I only have a 21 mo, so my frame of reference is different, but I'm really working on never saying anyhting 3 or more times.

I make a request, and if DD doesn't start to do whatever it is I want, I then make a second request while guiding her/helping her/working with her to do whatever it was.

For example, she's done with her blocks. i can't just leave them all over the floor, they hurt when stepped on and she falls a lot when they are scattered around and she's not focused on them. I'll say "DD, clean up the blocks please! Clean up time!" If she doesn't start to clean them up within a reasonable amount of time, I get down on the floor with her while saying "Clean up time!" and start putting them away. She always helps, or takes over the task at hand.

I've found that if I have to say anything three times, I get frustrated and anxious, so I've been purposely taking steps to avoid that.

So, in that situation, I would have said "Your animal's outside on the porch, can you go get it before it gets ruined?" If he didn't go get it before he started on his next activity, I'd go to him, touch his shoulder, and say "remember your animal is outside. let's go get him," and we'd both go out.


----------



## GoBecGo (May 14, 2008)

I'd have explained very clearly and in a way that i was SURE she understood that unless she went and got it the toy could get ruined and then i'd have left the ball in her court. I don't know how long it was between you getting it and him remembering but unless it was a few days it's unlikely the toy would have been ruined. I do not re-buy anything that's lost or ruined unless i myself lost or ruined it.

In general DD is pretty good at picking up her toys. Sometimes i ask her to help me, sometimes she asks me to help her (depending on who noticed bedtime is imminent first). We always share the picking up but we almost always shared the playing too.

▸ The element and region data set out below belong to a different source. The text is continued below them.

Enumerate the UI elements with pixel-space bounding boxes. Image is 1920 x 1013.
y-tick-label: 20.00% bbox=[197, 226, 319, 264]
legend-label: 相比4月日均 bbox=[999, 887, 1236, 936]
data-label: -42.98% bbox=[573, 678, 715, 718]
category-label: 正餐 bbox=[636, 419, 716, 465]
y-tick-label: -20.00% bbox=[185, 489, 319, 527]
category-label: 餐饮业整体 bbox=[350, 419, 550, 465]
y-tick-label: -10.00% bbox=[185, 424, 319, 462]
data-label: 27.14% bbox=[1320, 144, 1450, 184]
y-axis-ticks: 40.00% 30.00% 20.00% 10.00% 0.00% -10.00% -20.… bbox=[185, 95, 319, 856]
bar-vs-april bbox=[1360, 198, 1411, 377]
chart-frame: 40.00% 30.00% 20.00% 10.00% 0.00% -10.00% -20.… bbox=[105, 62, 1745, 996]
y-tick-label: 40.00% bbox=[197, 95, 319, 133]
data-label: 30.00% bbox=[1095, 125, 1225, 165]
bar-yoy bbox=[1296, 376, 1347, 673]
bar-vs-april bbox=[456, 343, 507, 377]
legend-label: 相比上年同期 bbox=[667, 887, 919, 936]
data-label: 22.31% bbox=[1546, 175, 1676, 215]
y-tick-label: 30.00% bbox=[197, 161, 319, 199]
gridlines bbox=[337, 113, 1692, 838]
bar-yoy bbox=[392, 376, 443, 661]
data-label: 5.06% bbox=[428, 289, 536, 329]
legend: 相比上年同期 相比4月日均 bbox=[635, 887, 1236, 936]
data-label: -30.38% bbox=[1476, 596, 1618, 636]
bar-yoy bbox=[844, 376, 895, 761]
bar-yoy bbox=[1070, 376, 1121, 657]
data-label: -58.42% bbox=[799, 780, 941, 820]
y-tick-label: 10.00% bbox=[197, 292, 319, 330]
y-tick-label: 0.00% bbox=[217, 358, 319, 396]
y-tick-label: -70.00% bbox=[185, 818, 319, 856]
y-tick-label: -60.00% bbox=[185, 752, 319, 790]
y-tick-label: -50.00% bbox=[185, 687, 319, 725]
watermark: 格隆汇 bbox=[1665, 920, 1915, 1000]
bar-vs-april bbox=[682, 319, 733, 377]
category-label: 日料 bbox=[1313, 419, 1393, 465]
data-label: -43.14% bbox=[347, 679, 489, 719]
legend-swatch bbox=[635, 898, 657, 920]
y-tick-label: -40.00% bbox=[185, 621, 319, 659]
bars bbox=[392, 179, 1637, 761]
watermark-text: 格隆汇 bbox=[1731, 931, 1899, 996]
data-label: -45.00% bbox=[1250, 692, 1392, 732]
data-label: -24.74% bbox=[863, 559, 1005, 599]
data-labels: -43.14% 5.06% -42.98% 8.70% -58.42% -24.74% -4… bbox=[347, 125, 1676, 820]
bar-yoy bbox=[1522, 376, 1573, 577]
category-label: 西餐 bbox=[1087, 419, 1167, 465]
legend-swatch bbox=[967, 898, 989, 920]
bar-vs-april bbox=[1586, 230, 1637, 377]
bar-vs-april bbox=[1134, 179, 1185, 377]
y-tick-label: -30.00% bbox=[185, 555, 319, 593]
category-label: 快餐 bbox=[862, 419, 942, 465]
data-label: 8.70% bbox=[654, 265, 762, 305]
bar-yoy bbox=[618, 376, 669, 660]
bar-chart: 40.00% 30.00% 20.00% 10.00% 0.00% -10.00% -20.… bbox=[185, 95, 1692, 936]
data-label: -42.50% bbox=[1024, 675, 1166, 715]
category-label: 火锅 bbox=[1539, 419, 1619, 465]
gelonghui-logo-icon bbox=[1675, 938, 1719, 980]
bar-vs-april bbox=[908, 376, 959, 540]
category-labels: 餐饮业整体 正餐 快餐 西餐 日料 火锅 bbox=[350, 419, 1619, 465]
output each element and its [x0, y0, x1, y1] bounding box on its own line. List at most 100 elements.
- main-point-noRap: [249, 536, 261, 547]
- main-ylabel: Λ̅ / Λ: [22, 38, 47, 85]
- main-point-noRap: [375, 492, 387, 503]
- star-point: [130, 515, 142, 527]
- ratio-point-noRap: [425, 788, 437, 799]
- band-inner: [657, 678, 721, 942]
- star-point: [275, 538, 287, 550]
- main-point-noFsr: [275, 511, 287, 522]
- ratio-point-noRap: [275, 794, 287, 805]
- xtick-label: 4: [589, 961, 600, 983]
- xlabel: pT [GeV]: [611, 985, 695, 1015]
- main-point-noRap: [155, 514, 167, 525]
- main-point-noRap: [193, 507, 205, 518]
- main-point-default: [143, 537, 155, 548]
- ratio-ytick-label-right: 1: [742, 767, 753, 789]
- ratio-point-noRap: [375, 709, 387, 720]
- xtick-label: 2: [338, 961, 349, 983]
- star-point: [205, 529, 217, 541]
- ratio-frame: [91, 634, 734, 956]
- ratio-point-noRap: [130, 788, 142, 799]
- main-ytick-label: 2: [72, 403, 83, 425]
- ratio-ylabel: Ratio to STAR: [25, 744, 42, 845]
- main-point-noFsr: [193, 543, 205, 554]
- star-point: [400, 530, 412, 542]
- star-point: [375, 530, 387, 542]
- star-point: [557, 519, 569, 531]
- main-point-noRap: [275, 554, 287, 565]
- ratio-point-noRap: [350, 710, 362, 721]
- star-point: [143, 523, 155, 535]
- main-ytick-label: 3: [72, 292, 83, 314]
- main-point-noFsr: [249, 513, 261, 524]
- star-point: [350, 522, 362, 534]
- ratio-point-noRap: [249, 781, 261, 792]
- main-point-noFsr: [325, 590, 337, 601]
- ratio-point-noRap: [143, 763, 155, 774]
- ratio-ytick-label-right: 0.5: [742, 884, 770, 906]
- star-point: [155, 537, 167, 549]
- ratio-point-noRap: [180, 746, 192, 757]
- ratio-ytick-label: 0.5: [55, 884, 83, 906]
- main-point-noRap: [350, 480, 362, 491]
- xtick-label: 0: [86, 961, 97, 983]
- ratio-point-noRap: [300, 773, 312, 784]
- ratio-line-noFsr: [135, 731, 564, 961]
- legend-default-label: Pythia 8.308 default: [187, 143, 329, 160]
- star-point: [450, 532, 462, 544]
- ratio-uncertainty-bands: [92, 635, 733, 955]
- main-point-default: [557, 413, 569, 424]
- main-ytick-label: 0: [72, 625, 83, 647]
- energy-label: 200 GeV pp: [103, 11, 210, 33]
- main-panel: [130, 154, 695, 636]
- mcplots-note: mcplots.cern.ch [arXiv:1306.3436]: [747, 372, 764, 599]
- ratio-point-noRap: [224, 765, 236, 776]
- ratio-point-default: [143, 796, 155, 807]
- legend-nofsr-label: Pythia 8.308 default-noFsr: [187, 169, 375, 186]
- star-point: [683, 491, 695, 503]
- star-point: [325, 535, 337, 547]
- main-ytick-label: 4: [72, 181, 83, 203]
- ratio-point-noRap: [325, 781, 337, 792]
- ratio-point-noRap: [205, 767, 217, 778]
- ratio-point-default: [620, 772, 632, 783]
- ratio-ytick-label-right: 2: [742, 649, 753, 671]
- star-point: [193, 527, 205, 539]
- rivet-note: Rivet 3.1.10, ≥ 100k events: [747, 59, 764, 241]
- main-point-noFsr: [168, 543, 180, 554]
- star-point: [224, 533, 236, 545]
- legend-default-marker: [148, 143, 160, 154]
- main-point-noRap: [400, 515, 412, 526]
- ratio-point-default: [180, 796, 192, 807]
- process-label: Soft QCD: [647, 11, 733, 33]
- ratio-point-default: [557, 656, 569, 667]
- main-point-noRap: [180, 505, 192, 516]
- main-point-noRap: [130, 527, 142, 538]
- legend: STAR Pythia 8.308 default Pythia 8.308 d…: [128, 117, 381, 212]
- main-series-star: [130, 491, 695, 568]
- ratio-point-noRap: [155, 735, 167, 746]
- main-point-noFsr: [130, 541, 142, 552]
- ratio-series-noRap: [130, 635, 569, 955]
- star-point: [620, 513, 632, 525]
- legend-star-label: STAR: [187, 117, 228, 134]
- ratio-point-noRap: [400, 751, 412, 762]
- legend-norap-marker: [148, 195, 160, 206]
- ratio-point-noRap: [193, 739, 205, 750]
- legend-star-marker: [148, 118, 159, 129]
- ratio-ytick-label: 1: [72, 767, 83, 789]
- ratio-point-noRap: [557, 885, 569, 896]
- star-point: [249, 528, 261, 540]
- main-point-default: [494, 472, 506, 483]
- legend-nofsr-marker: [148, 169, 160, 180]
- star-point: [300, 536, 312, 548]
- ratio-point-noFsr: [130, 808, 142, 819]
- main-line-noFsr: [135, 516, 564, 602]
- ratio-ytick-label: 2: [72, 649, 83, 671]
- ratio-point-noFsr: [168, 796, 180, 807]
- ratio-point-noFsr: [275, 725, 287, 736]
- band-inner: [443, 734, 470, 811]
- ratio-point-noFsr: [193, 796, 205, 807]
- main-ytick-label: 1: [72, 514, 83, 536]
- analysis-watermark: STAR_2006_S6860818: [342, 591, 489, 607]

To me the reality is that if you leave your stuff lying about it will get ruined, so if she does and it does, well, i guess she learned something. If i let her take a precious toy out of the house i assist her in not losing it (if she's in the meitai i fasten the toy to the shoulder strap with a ribbon because if she falls asleep she cannot be expected to hang on to it, if she's out for a little walk and takes a toy i remind her to hang onto it and pick it up if she drops it) but she's 27 months. I won't still be doing that in 4 years.


----------



## cyndimo (Jul 20, 2005)

I was going to suggest what Ruthla said!
(In our life, it's a little pared down as DS is only nearly 3, but the idea is the same.)


----------